Nostromo: Possibly the most densely plotted novel I've ever read

After a horrific account of the death of the unfortunate stow-away Hirsch - shot to death in a fit of anger by the steamship captain who believes (mistakenly) that Hirsch has been lying to him and knows where teh silver bullion has been hidden - Conrad very amusingly shifts the narrative a few years forward and he makes the garrulous and somewhat pompous Captain Mitchell a sort of tour guide, addressing us as if we are visitors to Castaguana, as he shows us the sites and gives us a bit of history: Sulaco is now the capital of a very prosperous independent country of Occidental Castaguana, which successfully protected the Gould silver mine and fended off the peasant rebellion. So we now are looking back on the history of the country from a future vantage point. We know that part of the success of the Occidental independence movement - first enunciated by the journalist Decoud whom we'd last seen hiding with the silver bullion on one of the remote Isabel islands - came about because the steamship captain became convinced of and obsessed by the theory that the silver was spilled into the gulf when his ship collided with the lighter that he spends days dredging the water, obsessed like Ahab, on his foolish quest.

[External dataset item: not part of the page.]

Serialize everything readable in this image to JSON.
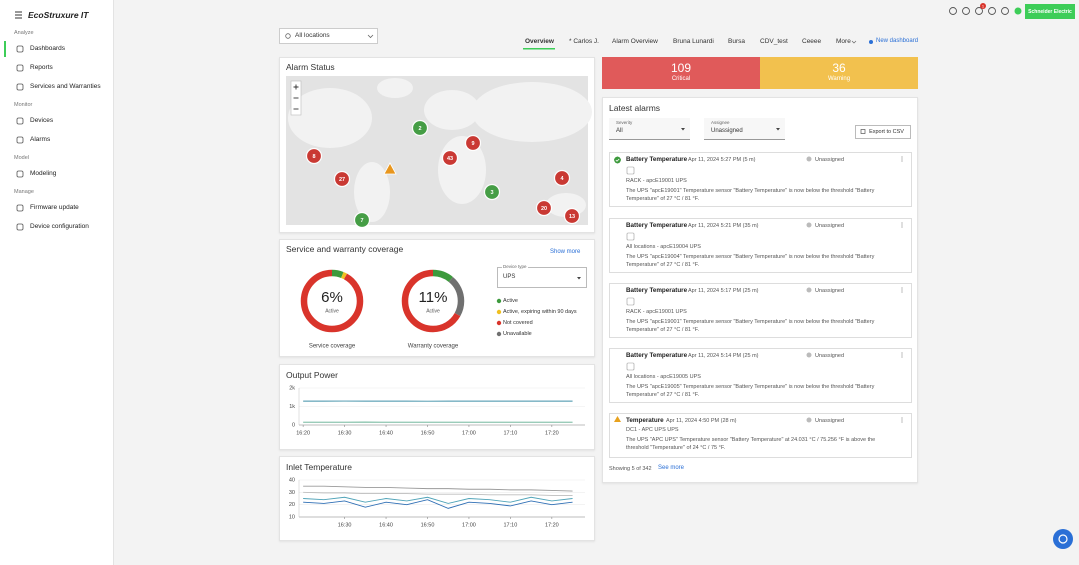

What we don't know is: what happened to Nostromo, what happened to Decoud, what finally happened to the silver bullion. And what I don't know is how anyone keeps the plot details straight - this is a densely plotted a novel as I've ever read, and I think readers, at least first-time readers, either need some kind of crib sheet or plot outline as they read through the novel or else maybe the message is just forget about the plot and read it for the beautiful and the exciting passages, taking them as isolated gems of short fiction, and leave the rest to fall as it may.